Phase 1: Veteran Coder
Early teens: Geekin on 8-bit computers; Vic 20 and C64, making games.
1995-2017: Full-stack freelancing: Mostly web/database SAAS.
Phase 2: Machine Learning Pioneer
2018-2021: Codification of cognitive empathy combined with SQL and huge amounts of automated web scraping, plus manual input of data yielded a mimicry of clinical cognitive empathy in the form of a chat bot.
Phase 3: Vibe coder-ish
[dark ages of LLMs]
2022-2023: Cautious fascination, limited trust, limited use.
2024-early-2025: Dove in. Scoffed arrogantly at the label “vibe coding”. Only in hindsight will I admit I was sorta doing it. I say “sorta” because to me “vibe coding” was reserved for those who had not been software engineers for 30 years.
“Hey AI, build this big thing…”
“Hey AI, do these 5 things…”
“Hey AI, fix this bug…”
Gee, it seemed to work after a bit of tweaking.

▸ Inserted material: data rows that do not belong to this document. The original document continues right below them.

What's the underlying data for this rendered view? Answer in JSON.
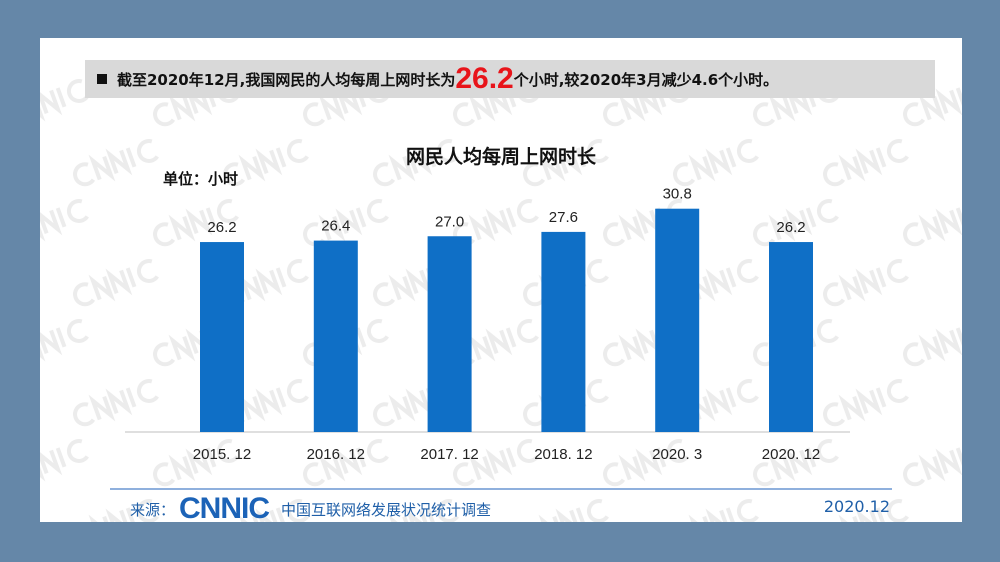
{
  "banner": {
    "prefix": "截至2020年12月,我国网民的人均每周上网时长为",
    "highlight": "26.2",
    "suffix": "个小时,较2020年3月减少4.6个小时。"
  },
  "watermark": "CNNIC",
  "chart_data": {
    "type": "bar",
    "title": "网民人均每周上网时长",
    "unit_label": "单位：小时",
    "categories": [
      "2015. 12",
      "2016. 12",
      "2017. 12",
      "2018. 12",
      "2020. 3",
      "2020. 12"
    ],
    "values": [
      26.2,
      26.4,
      27.0,
      27.6,
      30.8,
      26.2
    ],
    "value_labels": [
      "26.2",
      "26.4",
      "27.0",
      "27.6",
      "30.8",
      "26.2"
    ],
    "ylim": [
      0,
      34
    ],
    "grid": false,
    "bar_color": "#0f6fc6"
  },
  "footer": {
    "source_label": "来源：",
    "logo": "CNNIC",
    "org": "中国互联网络发展状况统计调查",
    "date": "2020.12"
  }
}
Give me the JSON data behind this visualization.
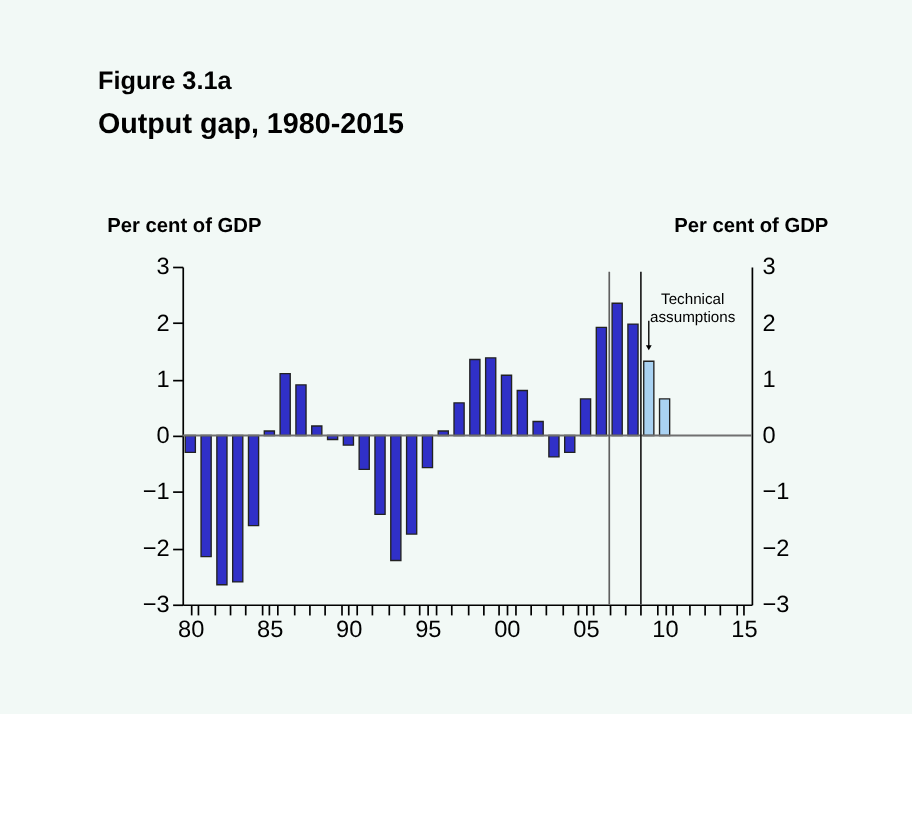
{
  "chart_data": {
    "type": "bar",
    "title": "Figure 3.1a",
    "subtitle": "Output gap, 1980-2015",
    "ylabel": "Per cent of GDP",
    "y2label": "Per cent of GDP",
    "x": [
      1980,
      1981,
      1982,
      1983,
      1984,
      1985,
      1986,
      1987,
      1988,
      1989,
      1990,
      1991,
      1992,
      1993,
      1994,
      1995,
      1996,
      1997,
      1998,
      1999,
      2000,
      2001,
      2002,
      2003,
      2004,
      2005,
      2006,
      2007,
      2008,
      2009,
      2010
    ],
    "values": [
      -0.3,
      -2.15,
      -2.65,
      -2.6,
      -1.6,
      0.08,
      1.1,
      0.9,
      0.17,
      -0.07,
      -0.17,
      -0.6,
      -1.4,
      -2.22,
      -1.75,
      -0.57,
      0.08,
      0.58,
      1.35,
      1.38,
      1.07,
      0.8,
      0.25,
      -0.38,
      -0.3,
      0.65,
      1.92,
      2.35,
      1.98,
      1.32,
      0.65
    ],
    "colors": [
      "#3030c8",
      "#3030c8",
      "#3030c8",
      "#3030c8",
      "#3030c8",
      "#3030c8",
      "#3030c8",
      "#3030c8",
      "#3030c8",
      "#3030c8",
      "#3030c8",
      "#3030c8",
      "#3030c8",
      "#3030c8",
      "#3030c8",
      "#3030c8",
      "#3030c8",
      "#3030c8",
      "#3030c8",
      "#3030c8",
      "#3030c8",
      "#3030c8",
      "#3030c8",
      "#3030c8",
      "#3030c8",
      "#3030c8",
      "#3030c8",
      "#3030c8",
      "#3030c8",
      "#a9d2f2",
      "#a9d2f2"
    ],
    "xlim": [
      1979.5,
      2015.5
    ],
    "xticks": [
      {
        "value": 1980,
        "label": "80"
      },
      {
        "value": 1985,
        "label": "85"
      },
      {
        "value": 1990,
        "label": "90"
      },
      {
        "value": 1995,
        "label": "95"
      },
      {
        "value": 2000,
        "label": "00"
      },
      {
        "value": 2005,
        "label": "05"
      },
      {
        "value": 2010,
        "label": "10"
      },
      {
        "value": 2015,
        "label": "15"
      },
      {
        "value": 1980.5,
        "label": null
      },
      {
        "value": 1981.5,
        "label": null
      },
      {
        "value": 1982.5,
        "label": null
      },
      {
        "value": 1983.5,
        "label": null
      },
      {
        "value": 1984.5,
        "label": null
      },
      {
        "value": 1985.5,
        "label": null
      },
      {
        "value": 1986.5,
        "label": null
      },
      {
        "value": 1987.5,
        "label": null
      },
      {
        "value": 1988.5,
        "label": null
      },
      {
        "value": 1989.5,
        "label": null
      },
      {
        "value": 1990.5,
        "label": null
      },
      {
        "value": 1991.5,
        "label": null
      },
      {
        "value": 1992.5,
        "label": null
      },
      {
        "value": 1993.5,
        "label": null
      },
      {
        "value": 1994.5,
        "label": null
      },
      {
        "value": 1995.5,
        "label": null
      },
      {
        "value": 1996.5,
        "label": null
      },
      {
        "value": 1997.5,
        "label": null
      },
      {
        "value": 1998.5,
        "label": null
      },
      {
        "value": 1999.5,
        "label": null
      },
      {
        "value": 2000.5,
        "label": null
      },
      {
        "value": 2001.5,
        "label": null
      },
      {
        "value": 2002.5,
        "label": null
      },
      {
        "value": 2003.5,
        "label": null
      },
      {
        "value": 2004.5,
        "label": null
      },
      {
        "value": 2005.5,
        "label": null
      },
      {
        "value": 2006.5,
        "label": null
      },
      {
        "value": 2007.5,
        "label": null
      },
      {
        "value": 2008.5,
        "label": null
      },
      {
        "value": 2009.5,
        "label": null
      },
      {
        "value": 2010.5,
        "label": null
      },
      {
        "value": 2011.5,
        "label": null
      },
      {
        "value": 2012.5,
        "label": null
      },
      {
        "value": 2013.5,
        "label": null
      },
      {
        "value": 2014.5,
        "label": null
      }
    ],
    "ylim": [
      -3,
      3
    ],
    "yticks": [
      -3,
      -2,
      -1,
      0,
      1,
      2,
      3
    ],
    "y2lim": [
      -3,
      3
    ],
    "y2ticks": [
      -3,
      -2,
      -1,
      0,
      1,
      2,
      3
    ],
    "ref_lines": [
      {
        "axis": "y",
        "value": 0,
        "color": "#707070"
      },
      {
        "axis": "x",
        "value": 2006.5,
        "color": "#606060"
      },
      {
        "axis": "x",
        "value": 2008.5,
        "color": "#202020"
      }
    ],
    "annotations": [
      {
        "text": "Technical assumptions",
        "x": 2009,
        "y": 1.32
      }
    ],
    "grid": false
  }
}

Then I looked at the code it wrote. The naming conventions it chose. The file sizes! The repetition and redundancy! The rare generalization; it built a specific function for every single feature! Yeah, for someone who prided himself on writing applications that could be handed off to anyone for easy groking, expanding and maintaining, this was a nightmare! Throw in headaches from security vulnerabilities, databases with hundreds of unnecessary tables and columns, weird or non-existent normalization, and, yeah… a lot of reverts and even just starting over clean.
Fast forward to now…
Phase 4: AI Team Lead
Early-mid-2025: I discovered an extension for VS Code that was head and shoulders above Github Cockpilot. I swear this is not a commercial for Roo Code. Anyway, it was free and you plugged in as many API keys as you wanted so you could use the latest LLMs for the “modes” (really, agents) included, so the only limits you had were whatever LLM provider you chose. Want no limits? Use OpenRouter and fill your credit wallet there with money!
*Then* I discovered how to write custom instructions for Roo Code’s modes/agents and how to make my own! I quickly built my own little dev team! I expanded “Architect” into a 3-planner team that brainstormed with user, logged its progress, and so much more! For the beautiful gory details, check out the repo: https://github.com/ScotterMonk/AgentAutoFlow
*Then* the Roo devs added **Skills** (yes the replacement for shitty MCPs), wonderfully lightweight and efficient! With that addition (a couple weeks ago?), I modified my team so that each mode had clearly defined low-context-window-using tools!
So here I am, **loving** using LLMs to help me rise up to a more architectural level, every day finding ways to improve my team’s instruction sets.
*Now, I rarely write any code and that’s fine with me*
Much more fun and productive to keep adapting my team to the quickly changing LLMs available and their capabilities. Am I more productive now? Including the time I spend improving the team while they build stuff for me, as well as constantly asking for refactors, constant rebuilds of each project’s knowledge base, and methodical studying of the thought processes revealed by the LLMs as they plan and build for me, I’d guess I’m doing about x5 net efficiency compared to what I could do 4 years ago. And an important part for me: **IT’S FUN**!
I LOVE being able to swim in this “mid/high level” (creating / planning / guiding / organization)! OK now I want to write an article about this, heh. Thanks for the inspiration!